Воздух молниеносно рассекла рука Здравы. К ней присоединились Полок и Огний, а следом, чуть менее уверенно, Мокша. Тьяна с изумлением наблюдала за происходящим. Все хотели попробовать яд – и их поведение не укладывалось в голове. Даже для той, кто с детства знал вкус поганки и борца, это было слишком.
Значит, всё-таки самоубийцы? Верилось с трудом.
Мастер, задержав взгляд на каждой поднятой руке, объявил:
– Огний.
Усмехнувшись, юноша опустил правую ногу с подлокотника, затем руками скинул левую. Выпрямив спину, он обвел остальных насмешливо-победным взглядом. Здрава, не сдержав тяжелого вздоха, пробормотала:
– Повезло мерзавцу.
– Не завидуй, золотце, – у Огния лихорадочно блестели глаза. – Наш с тобой счет пять-пять, минус моя нога, так что ты по-прежнему лидируешь.
– Мокша, подготовь всё необходимое для жеребьевки, – велел Крабух.

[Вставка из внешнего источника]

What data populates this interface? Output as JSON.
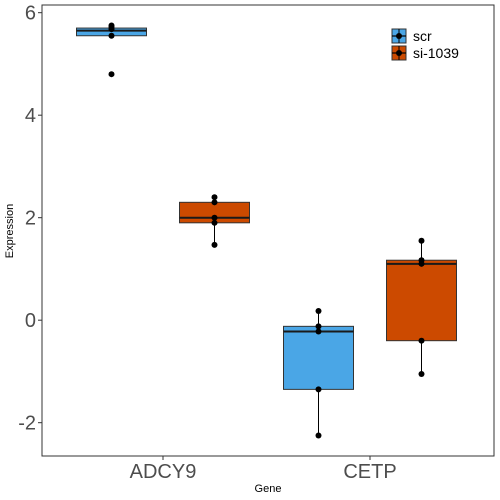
{
  "chart_data": {
    "type": "boxplot",
    "xlabel": "Gene",
    "ylabel": "Expression",
    "ylim": [
      -2.65,
      6.15
    ],
    "yticks": [
      -2,
      0,
      2,
      4,
      6
    ],
    "ytick_labels": [
      "-2",
      "0",
      "2",
      "4",
      "6"
    ],
    "categories": [
      "ADCY9",
      "CETP"
    ],
    "legend_position": "top-right",
    "grid": false,
    "series": [
      {
        "name": "scr",
        "color": "#4aa6e6",
        "boxes": [
          {
            "category": "ADCY9",
            "q1": 5.55,
            "median": 5.65,
            "q3": 5.7,
            "whisker_low": 5.55,
            "whisker_high": 5.75,
            "points": [
              5.75,
              5.72,
              5.68,
              5.55,
              4.8
            ]
          },
          {
            "category": "CETP",
            "q1": -1.35,
            "median": -0.22,
            "q3": -0.12,
            "whisker_low": -2.25,
            "whisker_high": 0.18,
            "points": [
              0.18,
              -0.12,
              -0.22,
              -1.35,
              -2.25
            ]
          }
        ]
      },
      {
        "name": "si-1039",
        "color": "#cc4a00",
        "boxes": [
          {
            "category": "ADCY9",
            "q1": 1.9,
            "median": 2.0,
            "q3": 2.3,
            "whisker_low": 1.47,
            "whisker_high": 2.4,
            "points": [
              2.4,
              2.3,
              2.0,
              1.9,
              1.47
            ]
          },
          {
            "category": "CETP",
            "q1": -0.4,
            "median": 1.1,
            "q3": 1.17,
            "whisker_low": -1.05,
            "whisker_high": 1.55,
            "points": [
              1.55,
              1.17,
              1.1,
              -0.4,
              -1.05
            ]
          }
        ]
      }
    ]
  }
}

Девушка поднялась и медленно подошла к узкому столу у стены. Помимо мерцающих кристаллов, сосудов с заспиртованными змеями и скорпионами, сухих веток и корней, там лежала стопка сероватой бумаги, ножницы и перьевые ручки. На мгновение сжав кулаки, Мокша принялась за дело: аккуратно нарезав ровные прямоугольники, она один за другим сложила их в замысловатые бутоны. Комната заполнилась тихими звуками – шорохом бумаги и лёгкими вздохами культистов. Все молча наблюдали за работой Мокши, и в их безмолвии таилось напряжение. Тьяна тоже чувствовала его – словно липкий бесун разливался под кожей.

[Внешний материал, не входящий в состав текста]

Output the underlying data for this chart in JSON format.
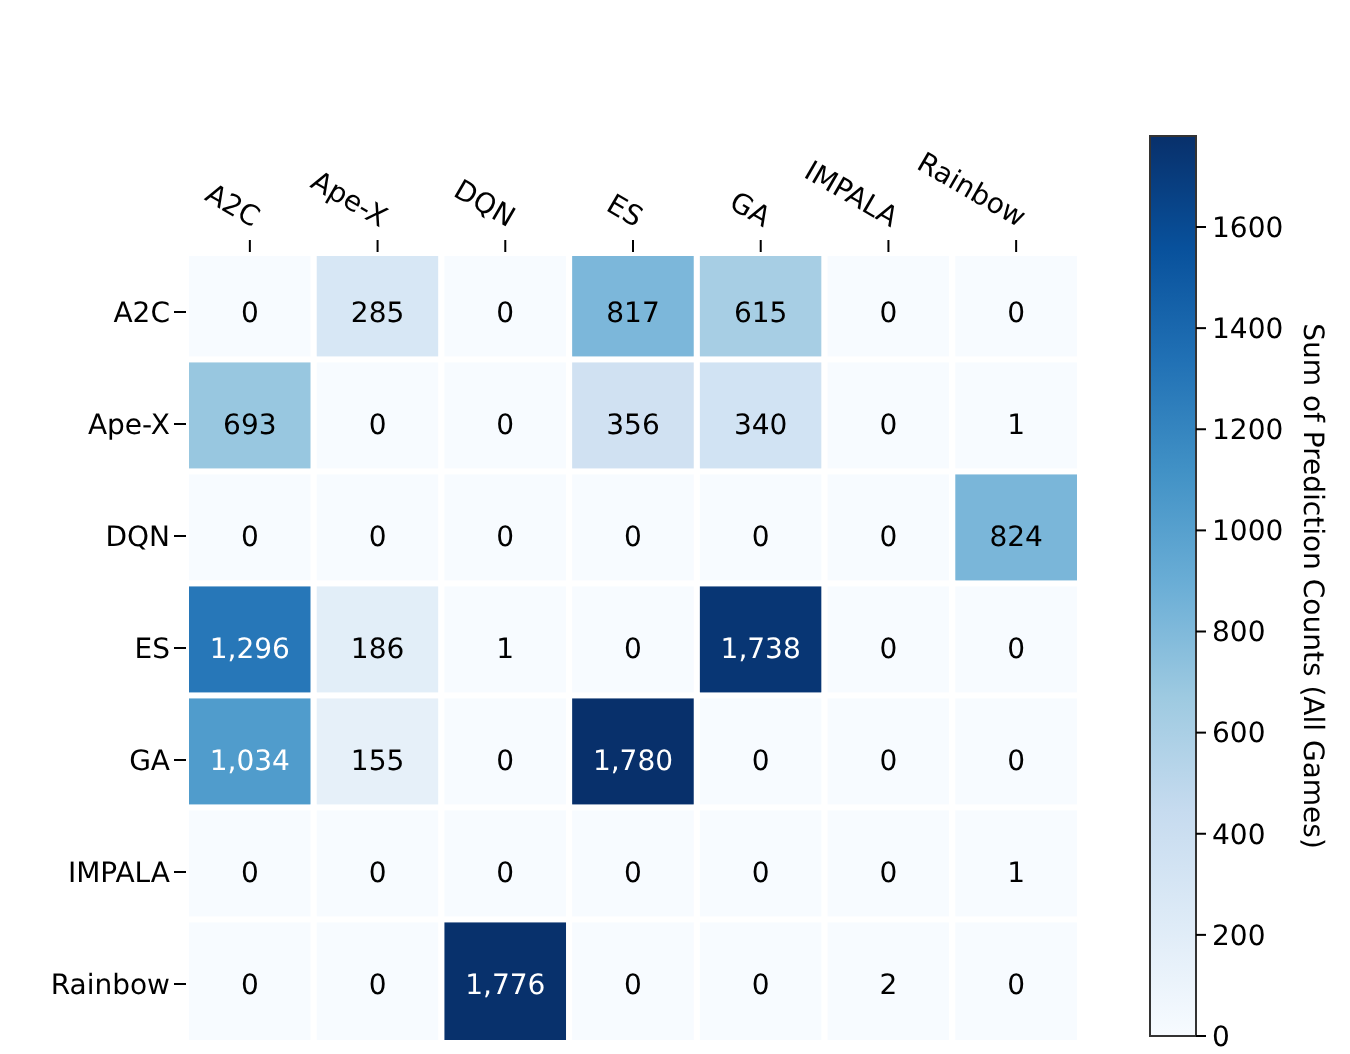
{
  "chart_data": {
    "type": "heatmap",
    "clabel": "Sum of Prediction Counts (All Games)",
    "categories": [
      "A2C",
      "Ape-X",
      "DQN",
      "ES",
      "GA",
      "IMPALA",
      "Rainbow"
    ],
    "y_categories": [
      "A2C",
      "Ape-X",
      "DQN",
      "ES",
      "GA",
      "IMPALA",
      "Rainbow"
    ],
    "cells": [
      [
        0,
        285,
        0,
        817,
        615,
        0,
        0
      ],
      [
        693,
        0,
        0,
        356,
        340,
        0,
        1
      ],
      [
        0,
        0,
        0,
        0,
        0,
        0,
        824
      ],
      [
        1296,
        186,
        1,
        0,
        1738,
        0,
        0
      ],
      [
        1034,
        155,
        0,
        1780,
        0,
        0,
        0
      ],
      [
        0,
        0,
        0,
        0,
        0,
        0,
        1
      ],
      [
        0,
        0,
        1776,
        0,
        0,
        2,
        0
      ]
    ],
    "cell_labels": [
      [
        "0",
        "285",
        "0",
        "817",
        "615",
        "0",
        "0"
      ],
      [
        "693",
        "0",
        "0",
        "356",
        "340",
        "0",
        "1"
      ],
      [
        "0",
        "0",
        "0",
        "0",
        "0",
        "0",
        "824"
      ],
      [
        "1,296",
        "186",
        "1",
        "0",
        "1,738",
        "0",
        "0"
      ],
      [
        "1,034",
        "155",
        "0",
        "1,780",
        "0",
        "0",
        "0"
      ],
      [
        "0",
        "0",
        "0",
        "0",
        "0",
        "0",
        "1"
      ],
      [
        "0",
        "0",
        "1,776",
        "0",
        "0",
        "2",
        "0"
      ]
    ],
    "data_labels": true,
    "clim": [
      0,
      1780
    ],
    "cticks": [
      0,
      200,
      400,
      600,
      800,
      1000,
      1200,
      1400,
      1600
    ]
  }
}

На последнем листке Мокша стремительно вывела какой-то знак и, придав бумаге форму цветка, положила к остальным. Склонив голову набок, она внимательно оглядела бутоны, будто проверяя, достаточно ли они равны и не выдаёт ли себя «меченый». Тьяна не видела лица Мокши, но заметила мимолетный пробег согнутого пальца по виску. Девушка смахнула каплю пота.
Встав на цыпочки, она открыла дверцу старого аптечного шкафчика, висящего над столом, и извлекала оттуда человеческий череп. Судя по темным трещинам, почти стертым надглазничным дугам и срезанной верхушке, посмертие у него выдалось напряженным. Мокша опустила внутрь черепа бумажные бутоны и, несколько раз встряхнув, вернулась к остальным.
– Жребии готовы, Корний, – проговорила она, почтительно водрузив череп в центр стола.
Крабух кивнул и поблагодарил Мокшу. Чуть помешкав, она направилась к своему креслу, но споткнулась и чуть не свалилась на Тьяну. Выставив руки, чтобы не дать Мокше упасть, Тьяна на секунду встретилась с ней глазами. В голове мелькнуло подозрение, что девушка неспроста оступилась на ровном месте, но лицо Мокши выражало лишь смущение и растерянность.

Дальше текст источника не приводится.